11 Haziran 2012 Pazartesi

       SENSİZLİK SENDROMU..

       O kadar zor geçiyor ki tüm hafta ikimiz için de. İş,güç, sinir, stres.. Her ikimiz de def gibi gerilip geziyoruz her hafta içi, kırıp döküyoruz birbirimizi belki istemsiz, belki stres atmak için. Ama biz biziz yine kırılıp dökülsek de birşey değişmiyor bizden, eksilen bir şey olmuyor.

       Upuzun bir haftanın ardından tek doz sakinleştirici gibisin. Görüyorum bitiyor herşey, kafam boşalıyor, reset atıyorum sıkıntılarıma.

       Bu hafta özellikle o kadar kavga ettik ve o kadar kırdık incittik birbirimizi ama otobüsten inip yüzünü gördüğümde yine aldı beni o anlamsız gülümseme. Sonra çektim kendimi çünkü kırılmıştım,kızgın değildim. İçim gitti aslında bir de ayakların kayıyordu çünkü ayakkabıdan :) Tutmamak için elini zor tuttum kendimi ama dayandım. Sonra oturduk bir yere hala soğuktum. İçim çekiyordu seninle konuşmayı gözüne bakmayı ama başka şeylerle ilgilendim soğuk soğuk durdum sana yine de. Tek istediğim özürdü çünkü yaptığına karşılık. Hatanın farkındaydın, ihmal ettiğinin de, ayıp ettiğini de.. Ben de ağır konuştuğumun.. Bitti birden eridi buzları yine kalbimizin.

       Seni görmeseydim belki hala daha devam edebilirdi soğukluğumuz ama gözlerindeki sıcaklık yetiyor tüm buzlarımı eritmeye benim.

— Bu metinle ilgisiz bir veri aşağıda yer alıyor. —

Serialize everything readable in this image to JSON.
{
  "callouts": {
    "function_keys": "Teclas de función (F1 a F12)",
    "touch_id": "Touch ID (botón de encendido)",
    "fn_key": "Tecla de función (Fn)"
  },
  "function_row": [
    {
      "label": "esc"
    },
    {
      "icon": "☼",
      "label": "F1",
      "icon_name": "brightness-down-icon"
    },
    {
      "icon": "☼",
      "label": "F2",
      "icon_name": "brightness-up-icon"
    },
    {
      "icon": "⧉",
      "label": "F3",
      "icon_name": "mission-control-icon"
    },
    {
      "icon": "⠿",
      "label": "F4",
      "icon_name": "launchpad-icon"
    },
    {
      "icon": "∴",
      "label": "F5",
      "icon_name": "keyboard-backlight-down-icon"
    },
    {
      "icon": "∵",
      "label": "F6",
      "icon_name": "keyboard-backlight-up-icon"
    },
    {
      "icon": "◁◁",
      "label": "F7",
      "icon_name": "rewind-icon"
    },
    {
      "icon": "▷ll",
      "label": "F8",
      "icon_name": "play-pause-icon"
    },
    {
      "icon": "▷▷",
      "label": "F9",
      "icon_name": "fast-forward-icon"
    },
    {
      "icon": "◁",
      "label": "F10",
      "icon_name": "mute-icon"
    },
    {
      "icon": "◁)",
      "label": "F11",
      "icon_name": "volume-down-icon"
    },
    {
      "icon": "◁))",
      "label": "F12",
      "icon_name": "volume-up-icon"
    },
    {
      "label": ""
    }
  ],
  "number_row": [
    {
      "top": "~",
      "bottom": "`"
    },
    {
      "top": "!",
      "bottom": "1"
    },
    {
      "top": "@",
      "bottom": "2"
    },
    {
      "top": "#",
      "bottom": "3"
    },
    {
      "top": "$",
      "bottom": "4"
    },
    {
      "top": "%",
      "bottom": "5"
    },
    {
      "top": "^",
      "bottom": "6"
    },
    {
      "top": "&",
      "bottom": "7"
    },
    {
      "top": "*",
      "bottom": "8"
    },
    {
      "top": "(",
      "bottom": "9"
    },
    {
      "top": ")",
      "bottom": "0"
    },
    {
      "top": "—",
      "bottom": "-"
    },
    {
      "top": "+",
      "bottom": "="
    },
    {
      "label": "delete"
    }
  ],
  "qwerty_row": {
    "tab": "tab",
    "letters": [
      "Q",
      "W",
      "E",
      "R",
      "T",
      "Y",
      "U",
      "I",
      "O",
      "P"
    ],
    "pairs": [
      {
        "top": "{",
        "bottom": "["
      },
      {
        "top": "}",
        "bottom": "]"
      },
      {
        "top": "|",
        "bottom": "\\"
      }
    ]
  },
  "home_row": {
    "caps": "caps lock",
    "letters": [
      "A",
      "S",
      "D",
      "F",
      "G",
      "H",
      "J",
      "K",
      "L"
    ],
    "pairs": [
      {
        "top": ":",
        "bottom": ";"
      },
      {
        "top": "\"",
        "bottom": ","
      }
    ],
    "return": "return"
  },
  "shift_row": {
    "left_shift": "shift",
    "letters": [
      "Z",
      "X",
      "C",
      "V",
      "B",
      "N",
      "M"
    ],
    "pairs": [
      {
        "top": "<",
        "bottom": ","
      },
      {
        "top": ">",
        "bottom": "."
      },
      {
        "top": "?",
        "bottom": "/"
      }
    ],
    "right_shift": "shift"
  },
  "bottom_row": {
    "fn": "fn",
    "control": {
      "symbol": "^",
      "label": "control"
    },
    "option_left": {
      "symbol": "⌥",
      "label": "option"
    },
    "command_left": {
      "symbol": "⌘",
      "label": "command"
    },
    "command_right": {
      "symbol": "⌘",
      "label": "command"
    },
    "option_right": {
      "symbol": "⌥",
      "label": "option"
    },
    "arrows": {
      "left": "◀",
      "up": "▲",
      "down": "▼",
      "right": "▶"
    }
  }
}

       Çok keyif alıyorum seninle geçen her anımdan. Nedenini bilmiyorum ama özellikle Ada'daki zamanlarımızdan. Belki bana ilk anlarımızı hatırlatıyor, belki de bizim 5 yılımızı. Her adımında bir yaşanmışlık var çünkü. İzmir öyle değil artık. Bizim evimiz varken öyle değildi o bizimdi, ikimize ait bir çatıydı sanki.

       Pazar günü uyandığımda kalktım gittim hemen biletimi aldım sana hiç söylemeden, hatta geç geliyorum diyip seni gıcık ederek:) Çünkü ihtiyacım vardı sana, yüzüne, sesine, kokuna.. Bilmem dikkat ettin mi hiç ama her ayrılışımızda öperken seni bir nefes alıyorum kokundan idare etsin diye beni sensizlik anlarında bir süre daha.

       İşte bu yüzden haftanın sadece seni görebildiğim günlerini seviyorum. Pazarları mesela, bazende cumartesileri görüşürüyorsak eğer. Yoksa pazartesi cuma farksız artık benim için. Tüm haftam sendromlu geçiyor, pazartesi sendromu gibi yaşadığım Sevgili Sevgilimsizlik Sendromu..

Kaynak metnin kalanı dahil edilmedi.